During the PhD I developed a Salsa dance learning VR app. The idea was to simulate the act of dancing with a partner in VR using current available devices on the market (HTC Vive + controllers) and provide a way to analyse the user’s motion to give feedback on the performance.
The approach I took was from the dancer point of view, meaning to simulate what a dancer should experience with a real partner. I chose to focus on the interactive experience itself, more like in a gamification way, rather than on the esthetics and spectator point of view. The result is building the motion from “inside”, as to design a mechanical system, rather than what it should look like from outside in a more abstract way.
During the dance, there are actually two combined motion happenings:
- Moving the body on the rhythm.
- The leader guiding the follower (partner) on what to do next.
Designing our interactive system based on this two concurrent actions proved to be successful.
Moving the body was made by moving the center of inertia of the avatar always centered on both feet, as to keep balance. And the feet themselves had to reach the ground when the music tempo reached the unpair beat and go back immediately.

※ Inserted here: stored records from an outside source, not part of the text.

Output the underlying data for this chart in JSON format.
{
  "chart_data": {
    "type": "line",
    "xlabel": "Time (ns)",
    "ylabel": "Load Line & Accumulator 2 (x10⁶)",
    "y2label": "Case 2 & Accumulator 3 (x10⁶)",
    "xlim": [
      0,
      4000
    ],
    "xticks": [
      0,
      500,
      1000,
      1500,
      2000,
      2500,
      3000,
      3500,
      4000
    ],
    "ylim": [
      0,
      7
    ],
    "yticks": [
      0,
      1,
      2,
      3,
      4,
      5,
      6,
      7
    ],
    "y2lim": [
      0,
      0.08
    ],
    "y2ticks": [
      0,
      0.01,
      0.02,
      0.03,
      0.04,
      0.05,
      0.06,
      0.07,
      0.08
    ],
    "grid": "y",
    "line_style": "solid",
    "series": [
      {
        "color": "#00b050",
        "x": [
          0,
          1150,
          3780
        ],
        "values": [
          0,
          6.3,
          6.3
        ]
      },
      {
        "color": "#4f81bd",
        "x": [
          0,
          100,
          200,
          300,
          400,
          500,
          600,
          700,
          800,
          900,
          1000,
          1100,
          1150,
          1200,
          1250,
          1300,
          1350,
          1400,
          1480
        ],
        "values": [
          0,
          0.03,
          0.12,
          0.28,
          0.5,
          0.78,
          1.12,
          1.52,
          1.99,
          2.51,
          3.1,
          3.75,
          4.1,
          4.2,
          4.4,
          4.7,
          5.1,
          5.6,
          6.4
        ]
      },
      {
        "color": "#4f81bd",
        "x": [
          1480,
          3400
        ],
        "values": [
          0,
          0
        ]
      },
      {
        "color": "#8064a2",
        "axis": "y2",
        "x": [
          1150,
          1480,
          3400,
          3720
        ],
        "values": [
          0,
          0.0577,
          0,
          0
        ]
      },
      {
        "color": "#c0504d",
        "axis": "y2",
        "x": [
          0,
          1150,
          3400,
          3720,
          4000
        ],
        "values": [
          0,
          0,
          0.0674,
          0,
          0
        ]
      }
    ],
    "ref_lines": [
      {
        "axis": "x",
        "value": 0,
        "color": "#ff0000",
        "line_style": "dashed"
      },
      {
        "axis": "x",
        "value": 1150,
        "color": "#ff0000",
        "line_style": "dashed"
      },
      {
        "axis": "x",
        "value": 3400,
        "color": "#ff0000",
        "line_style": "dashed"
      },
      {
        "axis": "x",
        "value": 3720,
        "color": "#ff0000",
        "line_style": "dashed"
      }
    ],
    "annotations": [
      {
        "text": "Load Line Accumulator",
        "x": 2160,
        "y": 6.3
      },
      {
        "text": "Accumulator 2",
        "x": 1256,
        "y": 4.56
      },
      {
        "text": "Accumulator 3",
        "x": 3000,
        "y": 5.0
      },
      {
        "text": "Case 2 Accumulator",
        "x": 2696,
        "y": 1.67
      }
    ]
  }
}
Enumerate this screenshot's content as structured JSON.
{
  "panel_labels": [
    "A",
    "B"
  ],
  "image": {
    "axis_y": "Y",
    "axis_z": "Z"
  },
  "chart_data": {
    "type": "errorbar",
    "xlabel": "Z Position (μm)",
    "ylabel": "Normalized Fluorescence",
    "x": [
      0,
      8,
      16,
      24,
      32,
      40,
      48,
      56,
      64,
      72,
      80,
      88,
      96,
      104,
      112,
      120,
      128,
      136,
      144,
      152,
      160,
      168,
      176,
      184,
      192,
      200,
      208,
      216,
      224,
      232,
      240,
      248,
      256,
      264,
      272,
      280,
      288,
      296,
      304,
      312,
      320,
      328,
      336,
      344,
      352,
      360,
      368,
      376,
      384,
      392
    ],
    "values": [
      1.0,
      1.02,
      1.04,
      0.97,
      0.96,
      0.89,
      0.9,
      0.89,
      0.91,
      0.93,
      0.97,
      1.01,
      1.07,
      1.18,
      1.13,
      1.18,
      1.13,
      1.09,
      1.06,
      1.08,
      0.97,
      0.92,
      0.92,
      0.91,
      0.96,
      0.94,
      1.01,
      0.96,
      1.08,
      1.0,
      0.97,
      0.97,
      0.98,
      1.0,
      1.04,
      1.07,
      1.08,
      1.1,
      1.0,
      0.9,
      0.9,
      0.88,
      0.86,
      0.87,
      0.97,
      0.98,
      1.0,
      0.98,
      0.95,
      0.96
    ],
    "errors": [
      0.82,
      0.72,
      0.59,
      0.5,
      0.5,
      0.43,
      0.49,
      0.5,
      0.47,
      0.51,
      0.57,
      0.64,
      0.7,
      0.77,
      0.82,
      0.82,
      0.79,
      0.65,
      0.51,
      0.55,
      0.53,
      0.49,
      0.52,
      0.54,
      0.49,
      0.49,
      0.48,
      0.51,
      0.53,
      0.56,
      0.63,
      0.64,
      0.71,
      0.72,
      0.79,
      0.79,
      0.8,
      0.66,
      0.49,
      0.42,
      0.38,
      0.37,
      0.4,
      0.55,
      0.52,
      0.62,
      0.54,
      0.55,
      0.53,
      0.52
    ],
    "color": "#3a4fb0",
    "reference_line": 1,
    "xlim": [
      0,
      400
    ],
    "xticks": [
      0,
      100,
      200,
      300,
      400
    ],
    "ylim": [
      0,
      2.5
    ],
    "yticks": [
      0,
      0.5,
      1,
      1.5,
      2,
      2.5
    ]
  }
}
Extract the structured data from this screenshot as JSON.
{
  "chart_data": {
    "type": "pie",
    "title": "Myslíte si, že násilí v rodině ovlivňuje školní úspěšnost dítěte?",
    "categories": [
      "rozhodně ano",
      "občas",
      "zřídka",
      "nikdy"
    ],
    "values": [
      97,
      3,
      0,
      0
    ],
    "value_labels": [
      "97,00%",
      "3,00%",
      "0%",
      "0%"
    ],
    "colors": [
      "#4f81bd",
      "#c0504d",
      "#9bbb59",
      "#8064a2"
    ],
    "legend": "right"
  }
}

The guidance part was in fact a timed open window (Between beat 7 and 8) in which we expect a certain gesture from the leader (To make a direction change). The gesture is detected based on kinematic threshold. To ensure a more natural posture, both arms of the avatar were in a “relax” position with the wrist being “snapped” to the user’s hand when holding the trigger button.
For the gamification/learning part, a countdown is given at the beginning of an exercise upon which the music starts and our “partner” starts to move. The objective is to move similarly, in synchronisation with the music, and make the “guidance” gesture multiple times (validated if the partner is responding to this, otherwise it’s a fail). Multiple exercises include variations of music tempo and wrong reaction of the partner. At the end of exercises, the music stops and a score is given depending on the performance of the user (Ability to keep tempo and practice guidance gestures).
Tools
Unity 3D – C# – Inverse kinematics – Avatar 3D – HTC vive
Methodology
Two body interactive system described in terms of controls and information transmission.
Comparative study with Expert dancer and Beginner dancers.
Outcome
Interactive dance app to practice basic salsa movements and guidance gestures.